当前视频生成模型（如 Wan、Cosmos）主要在短视频片段（约 5 秒）上训练，能捕捉短期时序一致性（物体运动、人体动作），但无法维持长期一致性（环境记忆、场景持续性）。要实现真正的 world simulator，模型需要在长视频上直接训练以捕捉长程依赖关系。

核心挑战：

视觉 token 数量随上下文长度爆炸式增长（128 帧 > 8K tokens），训练成本极高
Test-time extrapolation（滑窗、RoPE 外推等）效果远不如直接在长视频上训练
已有 AR-Diffusion 混合模型存在 training-inference gap

1.2 核心贡献

FAR (Frame AutoRegressive) 基线模型：帧级自回归 + 逐帧 flow matching，收敛速度快于 Video DiT，生成质量优于 Token-AR 模型
Context Redundancy 发现：视频自回归中邻近帧对时序一致性至关重要，远端帧主要作为记忆，存在大量冗余
Long Short-Term Context Modeling + Asymmetric Patchify Kernels：对远端上下文用大 patchify kernel 压缩 token，近端保持标准分辨率，训练成本降低约 5 倍、显存降低约 6 倍
Stochastic Clean Context：解决 AR-Diffusion 模型的 training-inference gap
Multi-Level KV Cache：加速长视频推理

1.3 个人思考与总结

FAR 的本质洞察：视频自回归中的 context redundancy。
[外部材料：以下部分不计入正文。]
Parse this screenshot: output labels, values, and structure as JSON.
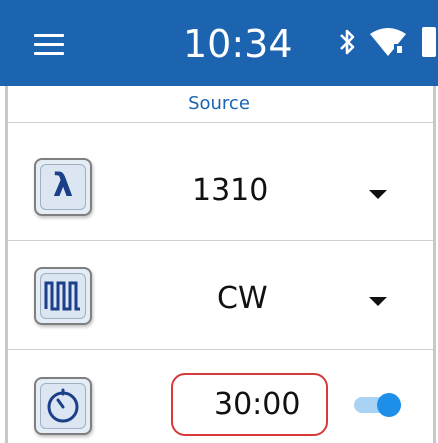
{
  "status_bar": {
    "time": "10:34",
    "icons": [
      "menu-icon",
      "bluetooth-icon",
      "wifi-icon",
      "battery-icon"
    ],
    "background": "#1c63b0"
  },
  "page": {
    "title": "Source"
  },
  "rows": [
    {
      "icon": "wavelength-lambda-icon",
      "icon_text": "λ",
      "value": "1310",
      "control": "dropdown"
    },
    {
      "icon": "modulation-wave-icon",
      "value": "CW",
      "control": "dropdown"
    },
    {
      "icon": "timer-icon",
      "value": "30:00",
      "control": "toggle",
      "toggle_on": true
    }
  ],
  "colors": {
    "accent": "#1c63b0",
    "highlight": "#d63a3a",
    "toggle": "#1e8fe8"
  }
}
这是一个非常自然且有力的观察——远端帧主要提供“在哪个场景”的记忆信息，不需要像素级细节，而近端帧需要精确的运动信息来保持时序一致性。Asymmetric patchify 是对这一观察最直接的工程实现。

Stochastic Clean Context 的优雅之处：通过引入特殊时间步 $t = - 1$ 和随机替换策略，以零额外计算成本解决了 AR-Diffusion 模型的 training-inference gap。相比 ACDIT/MAGI 需要 double training cost 的方案，SCC 更加高效。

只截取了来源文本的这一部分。